2.     Karena bukan sebagai mata uang, Bitcoin dijadikan sebagai komoditas atau asset untuk berinvestasi. Namun, pada praktik investasinya, transaksi ini tidak memiliki underlying asset selain kepingan virtual itu sendiri. Transaksi ini jelas hanya mengandalkan praktik spekulasi demi meraih keuntungan atas perbedaan harga beli dan jualnya. Pada kenyataannya, banyak para miners yang melakukan mal-praktik seperti hype and dump, wash sale, dan lain sebagainya agar terus menciptakan harga untuk para pemainnya. Praktik inilah yang memang dilakukan demi menjaga keberlangsungan Bitcoin agar nilainya tetap fluktuatif. Akibatnya, karena investasi tidak mempunyai underlying asset yang riil dan jelas, sistem ini akan terus tumbuh dengan dasar spekulatif yang berakibat pada gelembung ekonomi yang sewaktu-waktu akan pecah dan berisiko fatal.

Equilibrium Bitcoin dan Sektor Riil

Keberadaan Bitcoin memang tidak dirancang untuk mainstream, artinya sistem ini hanya dapat diakses oleh beberapa orang dan mereka yang memang paham akan cara kerjanya. Bagi sebagian besar orang yang tidak mengerti, bukan tidak mungkin mereka akan merugi jika ikut bertransaksi dengan sistem ini. Dampak langsung yang dapat terjadi adalah ketidaksetaraan (inequality). Karena ketidakmampuan sebagian orang untuk menjangkau sistemnya membuat mereka tertinggal. Sedangkan para miners yang istilahnya dapat membeli mobil baru dengan hanya sekeping Bitcoin, akan semakin menambang untuk utilitasnya sendiri.

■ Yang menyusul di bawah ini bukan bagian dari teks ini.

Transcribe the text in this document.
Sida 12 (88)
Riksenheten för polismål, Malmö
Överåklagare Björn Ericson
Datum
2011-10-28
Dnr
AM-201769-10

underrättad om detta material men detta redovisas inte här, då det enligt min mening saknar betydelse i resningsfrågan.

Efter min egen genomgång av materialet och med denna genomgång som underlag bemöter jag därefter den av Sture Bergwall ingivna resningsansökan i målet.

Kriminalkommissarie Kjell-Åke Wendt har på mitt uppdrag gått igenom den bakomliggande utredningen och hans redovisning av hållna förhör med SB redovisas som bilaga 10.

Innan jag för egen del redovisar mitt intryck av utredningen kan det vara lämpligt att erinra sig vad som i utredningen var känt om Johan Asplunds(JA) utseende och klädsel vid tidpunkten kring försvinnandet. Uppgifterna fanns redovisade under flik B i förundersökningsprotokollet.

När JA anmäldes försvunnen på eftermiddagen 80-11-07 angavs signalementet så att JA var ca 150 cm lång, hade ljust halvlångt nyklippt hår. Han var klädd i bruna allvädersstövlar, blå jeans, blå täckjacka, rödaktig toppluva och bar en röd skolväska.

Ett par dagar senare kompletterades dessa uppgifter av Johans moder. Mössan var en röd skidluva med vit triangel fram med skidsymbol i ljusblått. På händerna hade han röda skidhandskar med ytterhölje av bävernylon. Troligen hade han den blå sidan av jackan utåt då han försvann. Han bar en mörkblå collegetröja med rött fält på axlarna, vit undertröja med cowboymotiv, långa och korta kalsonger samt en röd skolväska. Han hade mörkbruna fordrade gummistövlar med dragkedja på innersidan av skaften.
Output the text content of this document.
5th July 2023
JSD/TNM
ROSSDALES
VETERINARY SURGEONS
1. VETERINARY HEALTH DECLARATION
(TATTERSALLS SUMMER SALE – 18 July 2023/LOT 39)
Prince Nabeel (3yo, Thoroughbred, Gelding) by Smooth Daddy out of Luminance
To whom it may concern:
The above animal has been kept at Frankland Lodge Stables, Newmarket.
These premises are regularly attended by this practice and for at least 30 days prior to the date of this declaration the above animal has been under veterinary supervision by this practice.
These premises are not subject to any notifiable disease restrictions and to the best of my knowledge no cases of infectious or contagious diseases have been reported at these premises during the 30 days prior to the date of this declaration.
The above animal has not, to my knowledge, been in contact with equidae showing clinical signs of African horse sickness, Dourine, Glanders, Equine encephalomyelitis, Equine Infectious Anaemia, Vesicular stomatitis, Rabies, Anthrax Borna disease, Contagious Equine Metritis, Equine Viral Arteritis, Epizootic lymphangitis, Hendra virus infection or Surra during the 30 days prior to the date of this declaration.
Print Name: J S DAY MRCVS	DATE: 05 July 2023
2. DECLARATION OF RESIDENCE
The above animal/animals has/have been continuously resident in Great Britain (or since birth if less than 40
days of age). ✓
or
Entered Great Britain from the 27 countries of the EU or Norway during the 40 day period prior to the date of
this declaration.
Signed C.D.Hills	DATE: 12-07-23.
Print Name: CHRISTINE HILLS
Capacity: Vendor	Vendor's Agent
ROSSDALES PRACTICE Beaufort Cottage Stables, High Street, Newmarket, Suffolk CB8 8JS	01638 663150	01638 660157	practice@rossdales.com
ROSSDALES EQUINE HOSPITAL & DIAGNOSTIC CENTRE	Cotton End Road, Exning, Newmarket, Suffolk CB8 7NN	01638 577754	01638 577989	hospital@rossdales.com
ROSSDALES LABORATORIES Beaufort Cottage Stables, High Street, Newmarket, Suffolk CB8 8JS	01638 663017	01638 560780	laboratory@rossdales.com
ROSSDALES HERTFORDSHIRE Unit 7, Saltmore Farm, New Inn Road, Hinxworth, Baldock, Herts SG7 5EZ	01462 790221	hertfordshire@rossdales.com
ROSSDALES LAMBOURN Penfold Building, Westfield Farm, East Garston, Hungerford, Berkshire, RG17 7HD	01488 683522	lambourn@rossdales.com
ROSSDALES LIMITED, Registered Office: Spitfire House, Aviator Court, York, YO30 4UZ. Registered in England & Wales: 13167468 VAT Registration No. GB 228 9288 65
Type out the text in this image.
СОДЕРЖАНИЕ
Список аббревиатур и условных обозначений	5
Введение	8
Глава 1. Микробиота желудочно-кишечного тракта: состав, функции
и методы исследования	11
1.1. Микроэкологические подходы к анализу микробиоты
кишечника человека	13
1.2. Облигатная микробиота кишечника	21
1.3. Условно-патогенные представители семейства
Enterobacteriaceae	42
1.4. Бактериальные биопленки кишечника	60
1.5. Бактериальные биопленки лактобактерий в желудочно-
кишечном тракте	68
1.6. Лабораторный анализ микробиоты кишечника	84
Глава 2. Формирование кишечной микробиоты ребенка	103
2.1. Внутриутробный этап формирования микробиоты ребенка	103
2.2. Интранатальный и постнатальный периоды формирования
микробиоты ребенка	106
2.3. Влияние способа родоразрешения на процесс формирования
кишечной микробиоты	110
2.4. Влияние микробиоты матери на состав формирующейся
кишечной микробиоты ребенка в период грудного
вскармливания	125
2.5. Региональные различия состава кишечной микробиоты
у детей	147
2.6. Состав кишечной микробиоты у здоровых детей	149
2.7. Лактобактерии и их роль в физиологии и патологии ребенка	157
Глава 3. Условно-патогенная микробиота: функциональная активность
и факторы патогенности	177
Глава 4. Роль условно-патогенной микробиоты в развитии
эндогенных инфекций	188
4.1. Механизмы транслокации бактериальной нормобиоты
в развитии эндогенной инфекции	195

Selanjutnya, sitem Bitcoin hanya menjadi insentif finansial belaka untuk mendapatkan keuntungan sebanyak-banyaknya. Tentunya karena peluang mendapat keuntungan sangat besar, maka risiko yang haruslah ditanggung juga besar. Karena praktik spekulasi yang terus menerus terjadi, pergerakan harga menjadi sangat tidak terkendali dan menjadi tidak jelas.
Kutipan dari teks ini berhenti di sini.